With resits coming up, emails waiting to be written, and a handful of decisions I keep postponing, I do what I often do: I sit down with a cup of coffee and start reflecting instead of doing. How come I didn't get to learn for this difficult exam today, but I did craft these birthday presents for my nephews, clean my kitchen, learn this classical piano piece, …
Why do I love being productive, but just not on the things that actually (should) matter to me?
An empty to-do list makes me uneasy, so I start refining it, adding, rephrasing, organizing, until it mirrors the mess in my head. It becomes less of a plan and more of a justification for the stress I feel. And in the end, it’s the same list as always: things I “should” do, someday, with no real urgency. I used to love reading about the perfect productivity tips, hoping that would help me get my life on track. Reading the comment sections, I realized the irony of watching productivity tips as a way to procrastinate.

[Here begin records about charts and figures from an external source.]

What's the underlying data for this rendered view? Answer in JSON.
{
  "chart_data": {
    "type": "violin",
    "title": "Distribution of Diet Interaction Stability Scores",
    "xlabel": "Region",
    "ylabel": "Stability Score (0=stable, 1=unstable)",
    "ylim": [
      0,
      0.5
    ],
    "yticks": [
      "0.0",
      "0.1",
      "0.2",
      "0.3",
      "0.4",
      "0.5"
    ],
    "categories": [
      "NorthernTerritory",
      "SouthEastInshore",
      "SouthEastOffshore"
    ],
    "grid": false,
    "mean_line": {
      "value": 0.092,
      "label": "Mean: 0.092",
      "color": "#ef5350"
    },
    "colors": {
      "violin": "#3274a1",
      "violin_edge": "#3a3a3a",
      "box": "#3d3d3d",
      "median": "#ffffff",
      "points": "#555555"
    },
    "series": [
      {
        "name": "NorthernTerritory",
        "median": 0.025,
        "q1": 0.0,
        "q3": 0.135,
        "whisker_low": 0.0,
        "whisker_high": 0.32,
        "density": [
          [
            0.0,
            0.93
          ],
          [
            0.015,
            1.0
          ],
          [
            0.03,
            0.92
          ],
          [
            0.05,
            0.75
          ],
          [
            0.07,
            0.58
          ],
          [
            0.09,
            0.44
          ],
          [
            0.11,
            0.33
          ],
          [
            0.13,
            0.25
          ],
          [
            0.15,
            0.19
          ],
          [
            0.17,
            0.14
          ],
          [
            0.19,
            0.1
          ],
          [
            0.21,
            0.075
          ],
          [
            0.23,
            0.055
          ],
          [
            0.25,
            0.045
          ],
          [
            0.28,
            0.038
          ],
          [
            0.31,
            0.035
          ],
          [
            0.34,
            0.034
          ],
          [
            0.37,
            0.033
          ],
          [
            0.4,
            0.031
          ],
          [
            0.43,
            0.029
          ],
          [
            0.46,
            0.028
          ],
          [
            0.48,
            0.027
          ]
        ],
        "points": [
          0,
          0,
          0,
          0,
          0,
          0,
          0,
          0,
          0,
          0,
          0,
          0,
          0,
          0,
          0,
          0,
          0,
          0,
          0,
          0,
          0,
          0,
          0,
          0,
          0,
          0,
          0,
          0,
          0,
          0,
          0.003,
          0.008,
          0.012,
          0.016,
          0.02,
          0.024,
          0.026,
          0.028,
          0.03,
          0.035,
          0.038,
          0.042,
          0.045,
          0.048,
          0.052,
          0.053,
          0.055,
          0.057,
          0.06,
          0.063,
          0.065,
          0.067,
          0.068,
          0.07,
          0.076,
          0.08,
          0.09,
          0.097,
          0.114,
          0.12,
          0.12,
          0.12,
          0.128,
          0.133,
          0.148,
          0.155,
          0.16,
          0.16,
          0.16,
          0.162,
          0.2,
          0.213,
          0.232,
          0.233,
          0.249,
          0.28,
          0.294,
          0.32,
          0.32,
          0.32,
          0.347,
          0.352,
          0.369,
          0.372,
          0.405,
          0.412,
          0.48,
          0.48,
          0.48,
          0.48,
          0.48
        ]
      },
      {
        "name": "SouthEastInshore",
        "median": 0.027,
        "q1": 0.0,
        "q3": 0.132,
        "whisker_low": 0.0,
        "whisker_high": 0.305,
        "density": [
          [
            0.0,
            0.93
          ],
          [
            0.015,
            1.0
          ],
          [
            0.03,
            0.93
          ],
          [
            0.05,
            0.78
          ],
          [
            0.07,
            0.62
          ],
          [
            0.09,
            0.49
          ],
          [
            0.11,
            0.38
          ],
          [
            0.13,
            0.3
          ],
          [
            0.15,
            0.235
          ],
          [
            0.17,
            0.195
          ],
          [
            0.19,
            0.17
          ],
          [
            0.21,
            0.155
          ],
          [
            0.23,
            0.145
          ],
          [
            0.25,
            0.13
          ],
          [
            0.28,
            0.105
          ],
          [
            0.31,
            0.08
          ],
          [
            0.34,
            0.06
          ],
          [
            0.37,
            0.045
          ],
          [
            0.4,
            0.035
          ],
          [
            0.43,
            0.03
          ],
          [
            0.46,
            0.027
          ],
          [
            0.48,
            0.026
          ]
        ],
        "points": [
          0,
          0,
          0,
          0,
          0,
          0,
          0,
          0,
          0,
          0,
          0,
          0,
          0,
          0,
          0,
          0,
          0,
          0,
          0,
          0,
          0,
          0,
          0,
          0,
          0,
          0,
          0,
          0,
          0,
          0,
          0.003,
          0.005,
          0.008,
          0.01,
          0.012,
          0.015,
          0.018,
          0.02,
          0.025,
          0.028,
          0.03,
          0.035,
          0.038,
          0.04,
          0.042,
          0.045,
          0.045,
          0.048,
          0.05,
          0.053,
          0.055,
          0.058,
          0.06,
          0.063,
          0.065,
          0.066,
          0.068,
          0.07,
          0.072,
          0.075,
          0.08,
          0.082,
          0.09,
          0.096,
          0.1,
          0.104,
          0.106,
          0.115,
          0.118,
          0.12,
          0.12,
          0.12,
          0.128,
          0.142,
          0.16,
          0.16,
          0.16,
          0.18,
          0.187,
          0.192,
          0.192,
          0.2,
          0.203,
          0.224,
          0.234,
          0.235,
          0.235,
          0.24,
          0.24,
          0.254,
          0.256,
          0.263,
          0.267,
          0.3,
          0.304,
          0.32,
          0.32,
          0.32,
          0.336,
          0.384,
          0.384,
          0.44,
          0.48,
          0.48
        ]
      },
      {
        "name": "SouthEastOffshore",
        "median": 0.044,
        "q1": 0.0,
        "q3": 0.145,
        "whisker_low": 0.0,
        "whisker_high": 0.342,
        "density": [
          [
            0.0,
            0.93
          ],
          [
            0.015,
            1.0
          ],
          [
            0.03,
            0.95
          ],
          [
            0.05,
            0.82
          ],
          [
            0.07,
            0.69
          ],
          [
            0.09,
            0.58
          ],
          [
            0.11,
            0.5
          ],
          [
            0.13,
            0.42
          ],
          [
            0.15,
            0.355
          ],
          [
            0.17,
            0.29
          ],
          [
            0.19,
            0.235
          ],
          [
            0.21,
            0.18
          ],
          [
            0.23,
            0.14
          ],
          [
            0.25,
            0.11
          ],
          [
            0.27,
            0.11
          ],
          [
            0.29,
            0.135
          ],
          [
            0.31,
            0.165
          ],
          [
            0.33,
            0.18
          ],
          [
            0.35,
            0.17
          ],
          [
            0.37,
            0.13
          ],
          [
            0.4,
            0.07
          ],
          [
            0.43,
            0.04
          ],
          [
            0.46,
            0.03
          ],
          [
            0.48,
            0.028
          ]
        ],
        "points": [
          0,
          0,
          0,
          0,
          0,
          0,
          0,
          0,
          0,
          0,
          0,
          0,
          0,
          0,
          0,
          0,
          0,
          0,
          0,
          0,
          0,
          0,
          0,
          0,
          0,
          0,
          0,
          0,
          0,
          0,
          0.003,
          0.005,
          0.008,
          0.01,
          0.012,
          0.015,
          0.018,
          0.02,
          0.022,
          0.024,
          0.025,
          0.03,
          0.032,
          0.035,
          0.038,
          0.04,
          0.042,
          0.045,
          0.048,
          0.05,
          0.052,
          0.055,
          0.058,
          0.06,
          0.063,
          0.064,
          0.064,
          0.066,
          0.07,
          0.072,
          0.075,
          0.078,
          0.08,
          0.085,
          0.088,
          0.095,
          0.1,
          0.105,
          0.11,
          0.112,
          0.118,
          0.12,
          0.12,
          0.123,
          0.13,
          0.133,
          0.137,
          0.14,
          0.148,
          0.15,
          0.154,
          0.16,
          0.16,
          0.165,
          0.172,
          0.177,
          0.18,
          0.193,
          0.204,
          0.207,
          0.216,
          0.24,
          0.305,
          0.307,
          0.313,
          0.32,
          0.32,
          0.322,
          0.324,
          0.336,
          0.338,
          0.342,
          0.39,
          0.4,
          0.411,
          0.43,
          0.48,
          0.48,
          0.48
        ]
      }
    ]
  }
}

Somewhere along the way, I did pick up some things that work for me:
Having confidence in my future self
Allow myself to wing it in the future. Not in an unrealistic way, but enough to stop trying to solve every possible problem right now. If I can solve all the doom scenarios right now, my future self should be able to solve the few problems she will actually be facing.
Being kind to my past self
You cannot change that you failed to do x and y in the past. If you feel like you should have done more, take that as a learning opportunity. What you can do now is make sure that you do what you can or decide that you do what you want to do and accept the consequences. No need to punish yourself. Be kind to your future self [TODO]
Setting a timer
Of all the systems I’ve tried, the simplest one stuck: a timer. Most productivity methods I liked were, at their core, just different ways of putting boundaries on time. Telling myself “I’ll work on this until 16:00” works far better than telling myself “I should work on this today.”
Lately, I’ve been using Super Productivity, which makes this easier by turning tasks into actual time blocks. The app allows me to estimate the time I need and track how long it actually takes me. It’s confronting in a good way. It reminds me that seven one-hour tasks don’t fit into one afternoon, no matter how optimistic I feel. And slowly but surely, I learn to make better estimations of how long tasks take.
Maybe productive procrastination isn’t really about avoiding work. Maybe it’s about avoiding the kind of work that asks more from us, such as focus, decisions, and uncertainty. That might explain why I’m being productive on ‘useless’ tasks when I should be working on other tasks.
I’m still figuring that out. But for now, setting a timer and starting somewhere seems to be enough.